Comment t'expliquer l'angoisse, si tu ne l'as jamais connue ?
Tout ce que je pourrai faire, c'est essayer de te décrire à quoi ressemble la mienne. Car deux personnes jamais ne la vivent de façon exactement semblable ; elle varie en ses causes comme en ses manifestations ; et c'est pourquoi l'on vit parfois longtemps cette angoisse sans lui donner son nom, tant l'expérience est éloignée des définitions que l'on peut en lire.
Tu vois cette sensation que tu ressens au niveau du diaphragme à la veille de quelque chose d'important - un entretien, ou une présentation exigeante, que tu n'es pas certain-e de réussir ?Cette tension faite de peur et d'excitation, poussée à un point pénible, qui te coupe l'appétit et te donne la nausée ? Pour moi, l'angoisse, c'est comme avoir cette sensation - mais sans pouvoir lui assigner une cause : il n'y a rien le lendemain, ni entretien, ni présentation, rien.
Une appréhension vide.
Elle pourrait ressembler à certaines formes anxieuses de la joie, comme l'excitation que tu ressens à l'approche d'un rendez-vous avec une personne aimée, lorsque tu ne sais pas encore si c'est réciproque et que tu prévois de lui dévoiler tes sentiments ; ou encore cette inquiétude mêlée de désir qui te point au creux du ventre certains soirs où se fait sentir l'approche du printemps.
Mais l'angoisse ressemble à la joie anxieuse un peu à la manière d'un fruit pourri, où l'on reconnaît exactement le goût du fruit sain, mais poussé à l'extrême et corrompu jusqu'à l'infection.
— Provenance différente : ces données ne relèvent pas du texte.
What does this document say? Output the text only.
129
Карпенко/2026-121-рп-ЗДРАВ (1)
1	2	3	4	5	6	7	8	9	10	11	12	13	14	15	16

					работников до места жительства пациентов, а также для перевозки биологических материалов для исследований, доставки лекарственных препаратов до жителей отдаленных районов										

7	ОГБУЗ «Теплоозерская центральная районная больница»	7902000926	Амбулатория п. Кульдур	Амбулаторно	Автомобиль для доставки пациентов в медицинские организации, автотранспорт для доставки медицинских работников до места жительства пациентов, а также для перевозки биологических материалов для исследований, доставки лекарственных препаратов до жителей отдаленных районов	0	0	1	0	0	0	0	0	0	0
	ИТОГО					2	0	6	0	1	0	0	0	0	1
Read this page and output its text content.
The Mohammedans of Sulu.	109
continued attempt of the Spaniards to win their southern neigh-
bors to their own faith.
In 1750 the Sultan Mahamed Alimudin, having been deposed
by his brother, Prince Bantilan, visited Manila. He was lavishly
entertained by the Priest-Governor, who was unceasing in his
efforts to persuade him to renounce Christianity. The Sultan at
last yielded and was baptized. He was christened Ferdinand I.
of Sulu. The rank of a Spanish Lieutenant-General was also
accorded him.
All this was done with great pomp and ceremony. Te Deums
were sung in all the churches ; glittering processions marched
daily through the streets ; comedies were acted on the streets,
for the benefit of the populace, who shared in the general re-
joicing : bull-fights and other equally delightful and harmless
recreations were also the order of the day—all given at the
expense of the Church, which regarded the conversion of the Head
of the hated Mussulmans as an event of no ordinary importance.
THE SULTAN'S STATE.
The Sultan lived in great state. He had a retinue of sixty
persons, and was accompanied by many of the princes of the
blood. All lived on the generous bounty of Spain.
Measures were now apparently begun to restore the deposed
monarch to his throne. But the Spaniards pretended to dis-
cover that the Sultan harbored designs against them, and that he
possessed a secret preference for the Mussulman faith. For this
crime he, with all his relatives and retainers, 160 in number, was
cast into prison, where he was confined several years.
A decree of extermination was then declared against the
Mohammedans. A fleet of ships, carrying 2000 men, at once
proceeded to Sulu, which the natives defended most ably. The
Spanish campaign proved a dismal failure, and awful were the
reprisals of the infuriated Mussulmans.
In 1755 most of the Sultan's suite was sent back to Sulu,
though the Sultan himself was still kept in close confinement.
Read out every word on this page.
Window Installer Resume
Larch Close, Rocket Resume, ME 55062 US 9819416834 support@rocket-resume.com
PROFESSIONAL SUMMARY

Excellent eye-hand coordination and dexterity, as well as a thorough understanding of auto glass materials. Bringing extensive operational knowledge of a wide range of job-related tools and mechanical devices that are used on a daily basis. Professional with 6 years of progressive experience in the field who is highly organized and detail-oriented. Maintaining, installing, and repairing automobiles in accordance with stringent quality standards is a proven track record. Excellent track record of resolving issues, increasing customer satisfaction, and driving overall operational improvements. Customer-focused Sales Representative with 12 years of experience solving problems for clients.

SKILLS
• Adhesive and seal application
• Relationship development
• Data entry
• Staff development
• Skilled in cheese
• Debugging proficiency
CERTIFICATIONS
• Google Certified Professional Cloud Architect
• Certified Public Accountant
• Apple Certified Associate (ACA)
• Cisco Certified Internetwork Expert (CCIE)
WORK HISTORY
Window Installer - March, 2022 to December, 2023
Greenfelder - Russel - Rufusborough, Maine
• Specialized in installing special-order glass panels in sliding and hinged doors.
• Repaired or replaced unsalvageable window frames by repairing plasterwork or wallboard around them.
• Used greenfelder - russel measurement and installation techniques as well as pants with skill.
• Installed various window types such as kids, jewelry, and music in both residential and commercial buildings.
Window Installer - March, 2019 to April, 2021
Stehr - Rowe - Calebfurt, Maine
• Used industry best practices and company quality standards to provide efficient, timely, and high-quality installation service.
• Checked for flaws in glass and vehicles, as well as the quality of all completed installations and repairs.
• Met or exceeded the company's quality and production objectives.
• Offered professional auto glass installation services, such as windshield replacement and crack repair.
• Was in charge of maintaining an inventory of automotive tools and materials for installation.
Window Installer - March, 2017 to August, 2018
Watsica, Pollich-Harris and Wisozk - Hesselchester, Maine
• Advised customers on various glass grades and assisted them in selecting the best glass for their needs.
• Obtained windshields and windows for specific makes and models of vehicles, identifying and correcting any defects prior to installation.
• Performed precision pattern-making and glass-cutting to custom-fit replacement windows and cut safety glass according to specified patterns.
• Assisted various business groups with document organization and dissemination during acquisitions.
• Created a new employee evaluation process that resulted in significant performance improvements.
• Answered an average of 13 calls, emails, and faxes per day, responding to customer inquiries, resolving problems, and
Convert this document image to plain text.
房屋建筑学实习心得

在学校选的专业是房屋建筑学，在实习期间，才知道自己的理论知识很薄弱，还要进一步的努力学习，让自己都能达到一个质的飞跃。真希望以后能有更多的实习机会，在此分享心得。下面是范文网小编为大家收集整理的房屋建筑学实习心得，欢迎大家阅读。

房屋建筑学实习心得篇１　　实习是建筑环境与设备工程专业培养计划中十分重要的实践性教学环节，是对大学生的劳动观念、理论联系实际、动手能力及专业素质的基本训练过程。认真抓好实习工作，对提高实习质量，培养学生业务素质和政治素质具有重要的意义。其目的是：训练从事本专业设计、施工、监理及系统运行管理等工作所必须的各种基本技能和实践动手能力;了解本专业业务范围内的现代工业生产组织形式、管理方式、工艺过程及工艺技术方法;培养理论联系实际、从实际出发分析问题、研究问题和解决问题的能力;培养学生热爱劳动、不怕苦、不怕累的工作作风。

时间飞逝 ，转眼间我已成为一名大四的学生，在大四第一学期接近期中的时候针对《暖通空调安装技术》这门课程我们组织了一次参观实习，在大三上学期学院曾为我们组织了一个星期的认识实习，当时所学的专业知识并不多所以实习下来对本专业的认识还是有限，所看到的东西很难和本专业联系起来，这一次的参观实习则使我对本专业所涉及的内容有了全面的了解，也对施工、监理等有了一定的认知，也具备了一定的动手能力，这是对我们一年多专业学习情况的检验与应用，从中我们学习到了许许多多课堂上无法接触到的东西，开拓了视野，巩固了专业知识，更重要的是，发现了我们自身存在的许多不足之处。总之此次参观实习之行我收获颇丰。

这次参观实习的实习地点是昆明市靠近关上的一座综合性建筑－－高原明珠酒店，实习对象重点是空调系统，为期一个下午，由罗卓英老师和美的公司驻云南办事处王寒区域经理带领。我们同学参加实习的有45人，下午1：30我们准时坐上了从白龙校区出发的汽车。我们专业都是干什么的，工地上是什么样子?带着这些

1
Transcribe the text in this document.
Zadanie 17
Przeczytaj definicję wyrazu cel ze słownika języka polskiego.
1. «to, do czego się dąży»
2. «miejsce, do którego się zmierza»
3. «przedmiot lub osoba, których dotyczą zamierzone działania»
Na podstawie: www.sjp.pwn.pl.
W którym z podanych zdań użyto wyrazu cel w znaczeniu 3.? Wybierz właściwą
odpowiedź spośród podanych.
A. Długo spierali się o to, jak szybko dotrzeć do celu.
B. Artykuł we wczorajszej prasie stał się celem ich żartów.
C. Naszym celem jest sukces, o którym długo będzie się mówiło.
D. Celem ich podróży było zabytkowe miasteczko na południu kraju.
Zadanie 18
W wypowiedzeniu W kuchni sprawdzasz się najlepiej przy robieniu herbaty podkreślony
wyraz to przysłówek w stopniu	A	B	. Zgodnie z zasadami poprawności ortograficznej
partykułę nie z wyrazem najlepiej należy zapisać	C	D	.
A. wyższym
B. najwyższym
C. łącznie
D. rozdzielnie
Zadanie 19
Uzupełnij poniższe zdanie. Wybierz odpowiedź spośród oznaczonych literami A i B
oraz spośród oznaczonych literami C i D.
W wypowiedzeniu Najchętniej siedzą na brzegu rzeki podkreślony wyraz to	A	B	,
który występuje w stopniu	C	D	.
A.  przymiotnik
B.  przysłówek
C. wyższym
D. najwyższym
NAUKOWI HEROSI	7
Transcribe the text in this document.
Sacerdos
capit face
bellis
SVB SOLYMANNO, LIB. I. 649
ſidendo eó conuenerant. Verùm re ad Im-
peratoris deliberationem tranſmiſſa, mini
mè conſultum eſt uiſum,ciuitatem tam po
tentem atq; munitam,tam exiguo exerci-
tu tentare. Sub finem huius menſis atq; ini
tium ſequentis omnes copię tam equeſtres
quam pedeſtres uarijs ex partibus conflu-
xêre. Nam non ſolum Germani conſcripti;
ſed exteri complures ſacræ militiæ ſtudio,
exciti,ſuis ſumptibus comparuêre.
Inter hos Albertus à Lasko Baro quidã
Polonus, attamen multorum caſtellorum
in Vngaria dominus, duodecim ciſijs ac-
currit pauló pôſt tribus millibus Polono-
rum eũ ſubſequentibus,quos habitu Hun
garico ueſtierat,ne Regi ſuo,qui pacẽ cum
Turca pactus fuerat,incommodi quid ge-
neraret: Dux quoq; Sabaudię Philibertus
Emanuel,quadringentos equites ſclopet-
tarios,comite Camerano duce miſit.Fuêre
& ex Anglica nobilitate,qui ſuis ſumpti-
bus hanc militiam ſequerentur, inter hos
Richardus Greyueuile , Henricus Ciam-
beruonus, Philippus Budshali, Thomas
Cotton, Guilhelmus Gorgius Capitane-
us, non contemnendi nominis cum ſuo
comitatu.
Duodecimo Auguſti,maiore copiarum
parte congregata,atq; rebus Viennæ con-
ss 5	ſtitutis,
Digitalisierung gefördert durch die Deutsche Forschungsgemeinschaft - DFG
C'est par cette ressemblance que l'angoisse peut s'inviter dans la joie, ou la joie convoquer l'angoisse - de même que le goût du fruit sain longtemps ramènera avec lui, par contigüité, le souvenir atroce du fruit pourri.
A vous lire, j'ai l'impression de pouvoir percevoir ce que vous évoquez, mais comme une rumeur venant de loin, atténuée... J'ai la chance d'avoir une sorte de barrière de corail, qui préserve le lagon des assauts des déferlantes.
RépondreSupprimerMais ces barrières sont très fragiles...
Heureuse si j'ai pu vous faire percevoir l'expérience des déferlantes sans que vous ayez, pour cela, à quitter le lagon.